In the meanwhile, the outcome in CAA should be a cautionary tale for corporations and lawyers, both in-house and external, participating in multi-addressee e-mails (or, in the more modern context, group messaging platforms). Commonly held assumptions about the privileged nature of such communications may no longer hold. As Hickinbottom LJ put it in CAA at [93(iii)], “[legal advice privilege] is a privilege, and those who wish to take advantage of it should be expected to take proper care when they do so”.
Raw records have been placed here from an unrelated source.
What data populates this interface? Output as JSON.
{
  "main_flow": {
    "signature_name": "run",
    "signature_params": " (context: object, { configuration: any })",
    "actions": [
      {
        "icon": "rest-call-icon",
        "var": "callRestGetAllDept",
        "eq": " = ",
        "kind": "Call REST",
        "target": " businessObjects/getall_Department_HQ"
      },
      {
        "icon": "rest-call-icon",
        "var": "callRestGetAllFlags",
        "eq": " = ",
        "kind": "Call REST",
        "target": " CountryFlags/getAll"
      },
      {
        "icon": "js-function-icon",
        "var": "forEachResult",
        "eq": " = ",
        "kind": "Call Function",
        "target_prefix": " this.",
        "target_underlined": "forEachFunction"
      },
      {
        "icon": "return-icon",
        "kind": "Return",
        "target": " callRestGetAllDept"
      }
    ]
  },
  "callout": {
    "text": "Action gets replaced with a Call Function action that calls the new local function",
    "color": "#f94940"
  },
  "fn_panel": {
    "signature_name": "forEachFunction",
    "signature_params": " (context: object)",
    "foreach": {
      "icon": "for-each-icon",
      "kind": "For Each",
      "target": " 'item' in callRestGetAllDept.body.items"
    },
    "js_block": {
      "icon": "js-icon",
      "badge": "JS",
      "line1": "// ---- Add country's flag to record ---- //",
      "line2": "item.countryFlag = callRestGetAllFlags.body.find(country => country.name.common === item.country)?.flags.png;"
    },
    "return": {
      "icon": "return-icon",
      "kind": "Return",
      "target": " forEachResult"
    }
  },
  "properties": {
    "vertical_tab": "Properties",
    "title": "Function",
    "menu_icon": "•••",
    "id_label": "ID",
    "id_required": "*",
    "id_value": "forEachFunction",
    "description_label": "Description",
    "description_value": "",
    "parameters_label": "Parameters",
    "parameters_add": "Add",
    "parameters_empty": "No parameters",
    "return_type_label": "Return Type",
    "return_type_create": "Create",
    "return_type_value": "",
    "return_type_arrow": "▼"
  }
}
*”Case Note: The Civil Aviation Authority v The Queen On The Application of Jet2.com Limited” was the feature article in the March 2020 edition of the Law Gazette.

Endnotes

  1. In Singapore law, s 128A of the Evidence Act (Cap 97, 1997 Rev Ed) (the Evidence Act) has put this proposition on a statutory footing.
  2. In Skandinaviska Enskilda Banken Ab (Publ), Singapore Branch v Asia Pacific Breweries (Singapore) Pte Ltd and other appeals (2007) 2 SLR(R) 367 (Skandinaviska) at (51) to (65), the Singapore Court of Appeal (SGCA) stated, obiter, that the court would in an appropriate case be inclined to depart from this position, and hold that legal advice privilege should attach to documents created by or collected from third parties for the dominant purpose of obtaining legal advice on them.
  3. In Skandinaviska at (36) to (42), the SGCA understood Three Rivers (No 5) as standing for the uncontroversial proposition that if an employee is not authorised to communicate with the corporation’s lawyers, then legal advice privilege will not apply to communications between such an unauthorised employee and the lawyers.
  4. Hickinbottom LJ appears to have erroneously thought that the ratio decidendi in Skandinaviska included the proposition that the “dominant purpose” test should apply to legal advice privilege generally. In fact, the SGCA only expressed, obiter, that for the specific context of communications from a third party to a client or a client’s lawyer, the SGCA would in an appropriate case be inclined to accept that such communications should be protected by legal advice privilege if they were made for the dominant purpose of obtaining legal advice.